Before the recent crisis, I do not think that anyone inside or outside this House thought that the current system was simple enough to understand or, more to the point, fair enough to deal justly with the different needs of different areas of the country.

What is needed to remove this unnecessary confusion is a far simpler method of funding our schools in a manner that will give each school greater autonomy and remove many of the complications that exist in the current system. The Government have not yet made it clear whether they intend to cut out local education authorities altogether from their new system—which I assume they will announce in the next few weeks.

Whatever the Government do needs greater predictability and simplicity to remove the need for central Government to set minimum levels of delegation and to ring-fence budgets.
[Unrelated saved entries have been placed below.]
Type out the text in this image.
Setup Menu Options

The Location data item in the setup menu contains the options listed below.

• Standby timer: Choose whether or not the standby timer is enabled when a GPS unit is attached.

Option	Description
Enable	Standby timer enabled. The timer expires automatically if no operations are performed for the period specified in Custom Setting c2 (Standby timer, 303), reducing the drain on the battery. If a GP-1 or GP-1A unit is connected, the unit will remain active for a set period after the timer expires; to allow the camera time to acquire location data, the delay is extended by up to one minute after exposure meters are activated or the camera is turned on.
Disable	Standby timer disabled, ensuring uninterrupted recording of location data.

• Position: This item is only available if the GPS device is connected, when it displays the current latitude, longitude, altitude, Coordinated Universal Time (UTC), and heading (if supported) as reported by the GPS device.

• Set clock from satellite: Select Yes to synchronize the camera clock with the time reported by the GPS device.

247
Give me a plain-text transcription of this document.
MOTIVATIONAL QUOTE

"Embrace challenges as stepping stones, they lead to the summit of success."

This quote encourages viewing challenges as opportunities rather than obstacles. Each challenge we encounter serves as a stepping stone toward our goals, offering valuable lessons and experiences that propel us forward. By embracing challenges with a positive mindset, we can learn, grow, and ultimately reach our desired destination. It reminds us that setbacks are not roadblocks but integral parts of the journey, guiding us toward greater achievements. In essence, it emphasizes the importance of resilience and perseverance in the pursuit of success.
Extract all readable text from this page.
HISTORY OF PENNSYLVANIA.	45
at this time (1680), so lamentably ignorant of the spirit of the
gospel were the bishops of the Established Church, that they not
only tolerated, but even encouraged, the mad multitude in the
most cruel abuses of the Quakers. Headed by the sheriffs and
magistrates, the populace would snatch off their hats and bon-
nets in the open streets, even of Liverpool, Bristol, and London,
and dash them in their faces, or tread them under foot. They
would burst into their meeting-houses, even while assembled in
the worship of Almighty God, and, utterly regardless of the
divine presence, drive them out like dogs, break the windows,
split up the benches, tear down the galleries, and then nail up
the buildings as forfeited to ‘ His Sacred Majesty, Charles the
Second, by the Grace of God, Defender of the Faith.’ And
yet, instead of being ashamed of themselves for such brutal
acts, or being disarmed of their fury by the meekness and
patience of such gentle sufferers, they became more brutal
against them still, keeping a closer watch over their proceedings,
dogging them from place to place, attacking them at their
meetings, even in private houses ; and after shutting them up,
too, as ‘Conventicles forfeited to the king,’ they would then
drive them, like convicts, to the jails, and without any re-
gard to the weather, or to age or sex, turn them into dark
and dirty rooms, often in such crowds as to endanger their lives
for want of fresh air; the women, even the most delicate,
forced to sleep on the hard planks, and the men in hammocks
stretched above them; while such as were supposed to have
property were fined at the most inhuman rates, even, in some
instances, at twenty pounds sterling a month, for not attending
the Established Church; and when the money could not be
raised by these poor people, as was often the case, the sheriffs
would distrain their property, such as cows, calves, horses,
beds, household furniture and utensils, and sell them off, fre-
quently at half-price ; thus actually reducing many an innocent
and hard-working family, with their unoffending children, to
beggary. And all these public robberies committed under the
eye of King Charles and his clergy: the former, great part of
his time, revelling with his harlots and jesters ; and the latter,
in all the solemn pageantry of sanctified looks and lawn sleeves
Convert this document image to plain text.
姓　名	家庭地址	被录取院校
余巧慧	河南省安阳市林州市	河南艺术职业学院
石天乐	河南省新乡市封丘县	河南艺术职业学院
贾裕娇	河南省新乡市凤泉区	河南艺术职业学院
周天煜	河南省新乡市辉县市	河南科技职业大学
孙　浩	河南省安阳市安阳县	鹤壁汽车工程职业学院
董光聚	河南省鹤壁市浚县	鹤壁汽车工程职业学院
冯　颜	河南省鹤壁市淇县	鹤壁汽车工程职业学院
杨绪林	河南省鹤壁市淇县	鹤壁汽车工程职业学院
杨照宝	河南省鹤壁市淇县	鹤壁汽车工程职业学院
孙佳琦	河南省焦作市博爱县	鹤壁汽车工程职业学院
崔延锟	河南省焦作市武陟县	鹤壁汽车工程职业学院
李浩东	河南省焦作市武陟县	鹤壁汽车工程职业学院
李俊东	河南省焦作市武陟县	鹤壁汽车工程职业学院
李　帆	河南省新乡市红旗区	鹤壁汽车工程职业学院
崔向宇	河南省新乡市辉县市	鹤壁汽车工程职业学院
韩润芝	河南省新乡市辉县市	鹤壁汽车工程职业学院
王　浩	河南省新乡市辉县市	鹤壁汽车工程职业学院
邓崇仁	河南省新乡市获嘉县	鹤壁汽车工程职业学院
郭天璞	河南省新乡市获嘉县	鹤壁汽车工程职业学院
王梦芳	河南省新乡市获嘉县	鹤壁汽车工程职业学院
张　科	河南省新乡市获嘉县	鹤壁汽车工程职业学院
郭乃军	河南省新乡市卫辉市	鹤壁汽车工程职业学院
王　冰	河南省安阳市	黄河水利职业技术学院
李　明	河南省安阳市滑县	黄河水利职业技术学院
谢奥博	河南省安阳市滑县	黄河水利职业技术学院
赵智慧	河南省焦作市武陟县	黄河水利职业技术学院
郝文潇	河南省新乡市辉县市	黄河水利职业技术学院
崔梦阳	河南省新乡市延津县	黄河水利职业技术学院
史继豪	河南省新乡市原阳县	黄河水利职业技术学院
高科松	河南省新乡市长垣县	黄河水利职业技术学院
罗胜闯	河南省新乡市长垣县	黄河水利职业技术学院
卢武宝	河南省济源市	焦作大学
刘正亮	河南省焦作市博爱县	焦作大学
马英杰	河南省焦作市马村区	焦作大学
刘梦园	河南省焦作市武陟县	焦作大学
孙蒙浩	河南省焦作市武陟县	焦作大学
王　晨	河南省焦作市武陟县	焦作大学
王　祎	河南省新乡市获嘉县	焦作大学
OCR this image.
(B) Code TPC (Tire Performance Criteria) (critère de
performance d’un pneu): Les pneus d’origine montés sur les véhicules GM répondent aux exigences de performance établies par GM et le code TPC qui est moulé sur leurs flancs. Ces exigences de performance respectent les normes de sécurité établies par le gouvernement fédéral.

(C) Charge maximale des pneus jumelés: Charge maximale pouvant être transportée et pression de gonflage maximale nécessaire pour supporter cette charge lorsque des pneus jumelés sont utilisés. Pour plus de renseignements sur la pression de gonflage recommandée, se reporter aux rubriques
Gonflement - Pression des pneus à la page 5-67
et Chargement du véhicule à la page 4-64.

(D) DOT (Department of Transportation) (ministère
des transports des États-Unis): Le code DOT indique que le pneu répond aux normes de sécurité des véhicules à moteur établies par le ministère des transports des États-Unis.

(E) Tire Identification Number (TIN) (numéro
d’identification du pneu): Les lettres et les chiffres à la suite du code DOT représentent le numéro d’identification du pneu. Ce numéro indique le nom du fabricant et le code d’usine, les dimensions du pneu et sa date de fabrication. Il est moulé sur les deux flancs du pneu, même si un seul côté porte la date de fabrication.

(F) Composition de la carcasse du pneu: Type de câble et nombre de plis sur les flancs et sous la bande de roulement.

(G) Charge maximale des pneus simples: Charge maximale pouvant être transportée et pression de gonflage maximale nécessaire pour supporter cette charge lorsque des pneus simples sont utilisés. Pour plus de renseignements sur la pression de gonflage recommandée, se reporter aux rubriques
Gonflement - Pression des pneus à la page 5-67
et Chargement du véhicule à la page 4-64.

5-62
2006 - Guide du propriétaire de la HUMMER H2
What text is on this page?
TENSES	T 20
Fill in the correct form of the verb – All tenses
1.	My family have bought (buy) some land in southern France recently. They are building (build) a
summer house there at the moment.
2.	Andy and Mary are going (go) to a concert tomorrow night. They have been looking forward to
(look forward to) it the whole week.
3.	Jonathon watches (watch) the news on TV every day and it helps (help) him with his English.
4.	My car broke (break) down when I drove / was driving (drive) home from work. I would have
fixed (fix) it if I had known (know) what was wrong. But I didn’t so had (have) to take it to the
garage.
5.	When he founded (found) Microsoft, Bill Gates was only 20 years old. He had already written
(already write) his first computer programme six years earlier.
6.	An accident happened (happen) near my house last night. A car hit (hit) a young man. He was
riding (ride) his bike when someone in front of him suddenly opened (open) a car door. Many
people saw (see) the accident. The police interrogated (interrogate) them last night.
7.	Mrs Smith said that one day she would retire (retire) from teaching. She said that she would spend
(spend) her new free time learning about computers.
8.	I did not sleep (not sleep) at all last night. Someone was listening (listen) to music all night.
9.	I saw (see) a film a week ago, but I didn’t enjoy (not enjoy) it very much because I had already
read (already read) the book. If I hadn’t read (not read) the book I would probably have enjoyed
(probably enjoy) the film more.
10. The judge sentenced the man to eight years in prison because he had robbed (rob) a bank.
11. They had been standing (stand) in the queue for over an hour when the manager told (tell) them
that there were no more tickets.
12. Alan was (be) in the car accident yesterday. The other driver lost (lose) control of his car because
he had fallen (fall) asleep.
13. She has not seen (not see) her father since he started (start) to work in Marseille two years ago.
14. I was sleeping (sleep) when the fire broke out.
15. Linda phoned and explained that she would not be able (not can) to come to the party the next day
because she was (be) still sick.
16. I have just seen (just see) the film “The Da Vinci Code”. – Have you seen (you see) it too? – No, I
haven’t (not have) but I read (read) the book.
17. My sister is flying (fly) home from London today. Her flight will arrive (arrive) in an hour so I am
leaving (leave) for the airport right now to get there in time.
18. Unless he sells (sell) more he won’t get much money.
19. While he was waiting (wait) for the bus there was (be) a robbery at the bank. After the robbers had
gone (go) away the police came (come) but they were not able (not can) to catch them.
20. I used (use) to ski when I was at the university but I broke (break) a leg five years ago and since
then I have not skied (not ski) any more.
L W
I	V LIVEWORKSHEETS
That would mean that many of the problems that we have seen this year would have less chance of recurring in the future. Crucially, it would also mean that heads and governors could choose their own priorities, and not simply reflect what Ministers want. It would also allow parents to compare funding levels in different areas, force Governments to defend the weighting applied to different factors, and allow good local authorities to use savings from administration for improved services by spending the money where it matters—in our schools.

Just 15 months on from the announcement of the comprehensive spending review, which was supposed to solve the financial problems in our schools, Ministers are presiding over cuts, redundancies, deficits, short-term sticking-plaster solutions and rising anger from teachers and parents alike. It is a terrible indictment of ministerial incompetence that they did not see this crisis coming, spent months trying to find a scapegoat instead of a solution and are still floundering around hoping that they have not stored up further problems for years to come. They stand condemned in schools up and down this country. I commend our motion to the House.